Article 6(5)e) – le degré de ressemblance entre les marques de commerce

[42]           Il est bien établi que, lorsqu'il s'agit de déterminer le degré de ressemblance entre des marques de commerce, il faut considérer les marques de commerce dans leur ensemble et éviter de les placer côte à côte pour les comparer et relever les similitudes ou les différences entre leurs éléments constitutifs. Il faut également s'abstenir de décomposer les marques.

[43]           Dans Masterpiece, la Cour suprême a fait observer que, même si le premier mot d'une marque de commerce est souvent l'élément le plus important pour établir le caractère distinctif [Conde Nast Publications Inc c Union des éditions modernes (1979), 46 CPR (2d) 183 (CF 1re inst)], il est préférable, lorsqu'il s'agit de comparer des marques entre elles, de se demander d'abord si l'un des aspects de la marque de commerce est particulièrement frappant ou unique [Masterpiece, supra, au para 49].

[44]           En l'espèce, j'estime qu'il n'y a rien de frappant ou d'unique à propos des marques des parties, aussi bien l'une que l'autre. La marque de l'Opposante est constituée exclusivement du terme laudatif « ultimate » [suprême; par excellence] et la Marque est une expression unitaire constituée d'une combinaison de ce même terme et d'autres termes descriptifs. Dans la mesure où les marques de commerce des parties contiennent toutes deux le mot « ultimate » [suprême; par excellence] et où la Marque incorpore la totalité de la marque de l'Opposante, il existe entre elles un degré de ressemblance considérable. Cela dit, il y a des différences visuelles et phonétiques entre les marques des parties et la Marque possède une connotation quelque peu différente, car elle suggère que les produits et services auxquels elle est liée se rapportent à une boisson minceur.

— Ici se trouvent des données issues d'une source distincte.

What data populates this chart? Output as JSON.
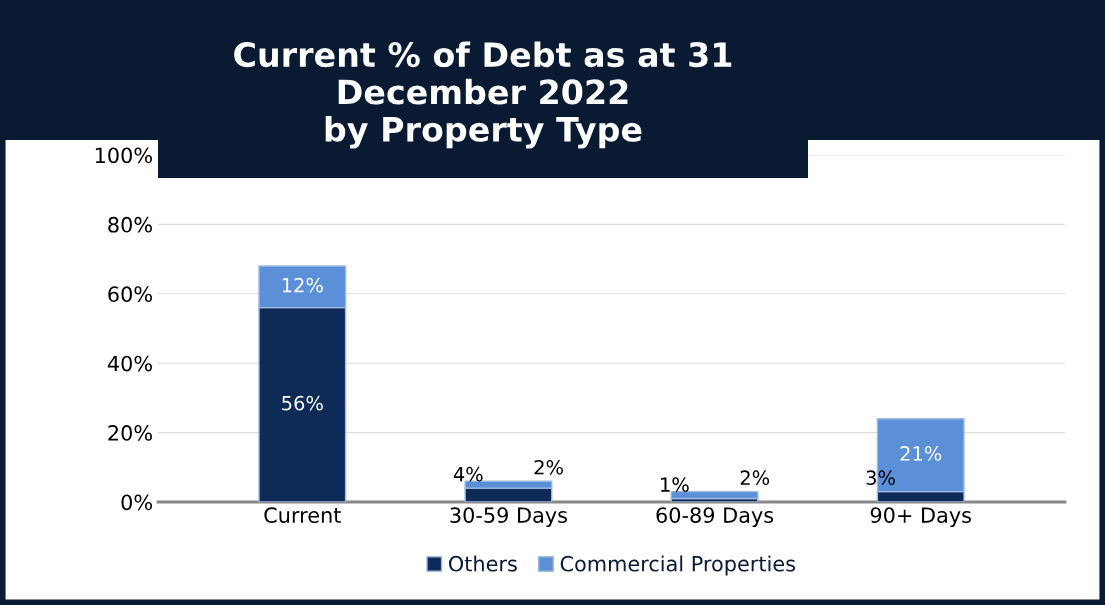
{
  "chart_data": {
    "type": "bar",
    "title": "Current % of Debt as at 31\nDecember 2022\nby Property Type",
    "categories": [
      "Current",
      "30-59 Days",
      "60-89 Days",
      "90+ Days"
    ],
    "stacked": true,
    "series": [
      {
        "name": "Others",
        "color": "#0e2a56",
        "values": [
          56,
          4,
          1,
          3
        ],
        "value_labels": [
          "56%",
          "4%",
          "1%",
          "3%"
        ]
      },
      {
        "name": "Commercial Properties",
        "color": "#5b8fd8",
        "values": [
          12,
          2,
          2,
          21
        ],
        "value_labels": [
          "12%",
          "2%",
          "2%",
          "21%"
        ]
      }
    ],
    "ylim": [
      0,
      100
    ],
    "yticks": [
      {
        "value": 0,
        "label": "0%"
      },
      {
        "value": 20,
        "label": "20%"
      },
      {
        "value": 40,
        "label": "40%"
      },
      {
        "value": 60,
        "label": "60%"
      },
      {
        "value": 80,
        "label": "80%"
      },
      {
        "value": 100,
        "label": "100%"
      }
    ],
    "grid": "y",
    "legend": "bottom"
  }
}
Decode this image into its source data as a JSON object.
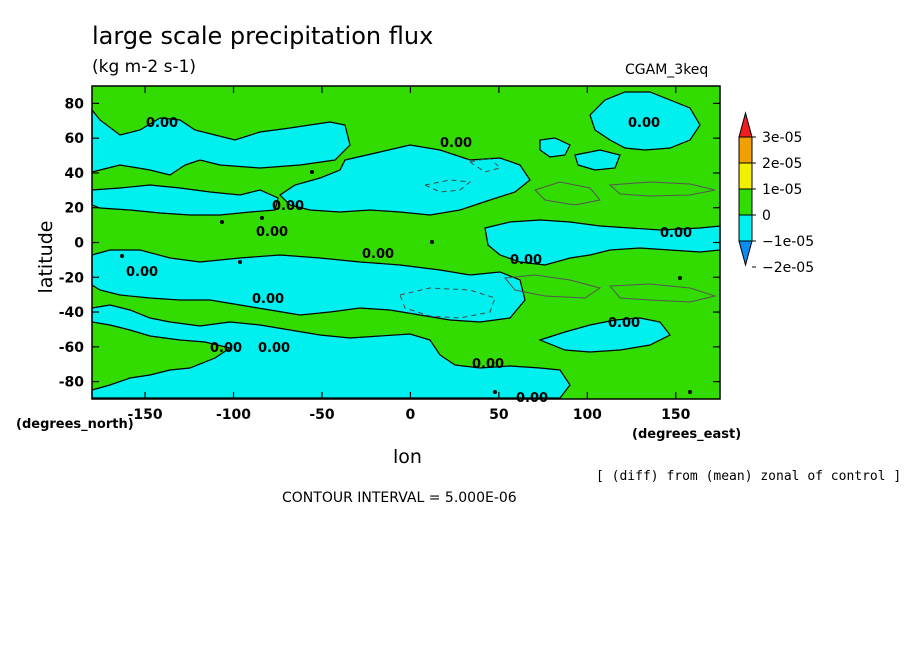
{
  "chart_data": {
    "type": "heatmap",
    "title": "large scale precipitation flux",
    "subtitle": "(kg m-2 s-1)",
    "run_label": "CGAM_3keq",
    "xlabel": "lon",
    "ylabel": "latitude",
    "x_unit_label": "(degrees_east)",
    "y_unit_label": "(degrees_north)",
    "xlim": [
      -180,
      175
    ],
    "ylim": [
      -90,
      90
    ],
    "x_ticks": [
      -150,
      -100,
      -50,
      0,
      50,
      100,
      150
    ],
    "y_ticks": [
      80,
      60,
      40,
      20,
      0,
      -20,
      -40,
      -60,
      -80
    ],
    "grid": false,
    "legend_placement": "right",
    "colorbar": {
      "labels": [
        "3e-05",
        "2e-05",
        "1e-05",
        "0",
        "−1e-05",
        "−2e-05"
      ],
      "levels": [
        -2.5e-05,
        -2e-05,
        -1e-05,
        0,
        1e-05,
        2e-05,
        3e-05
      ],
      "colors": [
        "#0a8cf0",
        "#00f0f0",
        "#32dc00",
        "#f0f000",
        "#f0a000",
        "#f01e1e"
      ]
    },
    "contour_labels": [
      "0.00",
      "0.00",
      "0.00",
      "0.00",
      "0.00",
      "0.00",
      "0.00",
      "0.00",
      "0.00",
      "0.00",
      "0.00",
      "0.00",
      "0.00",
      "0.00",
      "0.00"
    ],
    "notes": {
      "comparison": "[ (diff) from (mean) zonal of control ]",
      "contour_interval": "CONTOUR INTERVAL = 5.000E-06"
    },
    "field_colors": {
      "positive_0_to_1e-05": "#32dc00",
      "negative_-1e-05_to_0": "#00f0f0"
    }
  }
}
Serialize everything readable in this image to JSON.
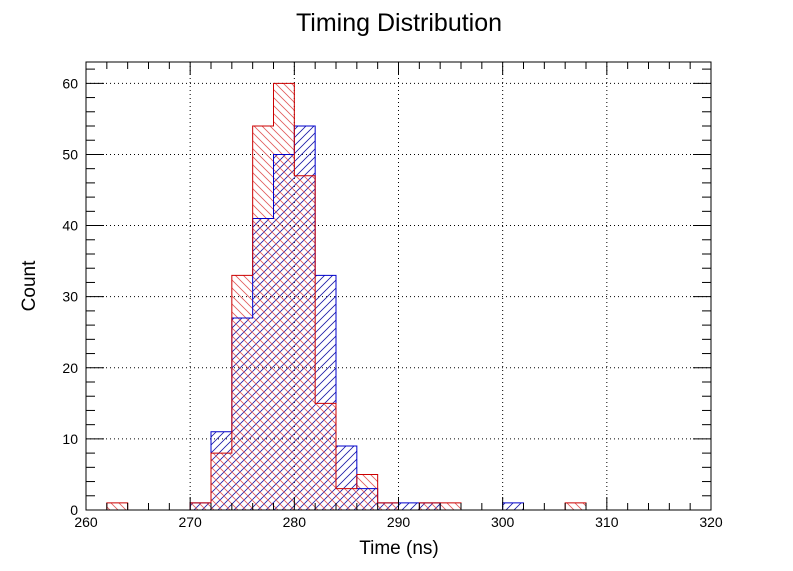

Circonstance de l'espèce - état du registre/marché

[45]           Comme circonstance additionnelle de l'espèce, la Requérante a produit une preuve de l'état du registre/marché pour démontrer que ULTIMATE est un élément d'autres marques de commerce qui, à l'heure actuelle, coexistent dans le registre des marques de commerce et sont liées à divers produits alimentaires et boissons [affidavit Gallagher, para 2 et 3; pièces A1 à A28 et B1 à B18].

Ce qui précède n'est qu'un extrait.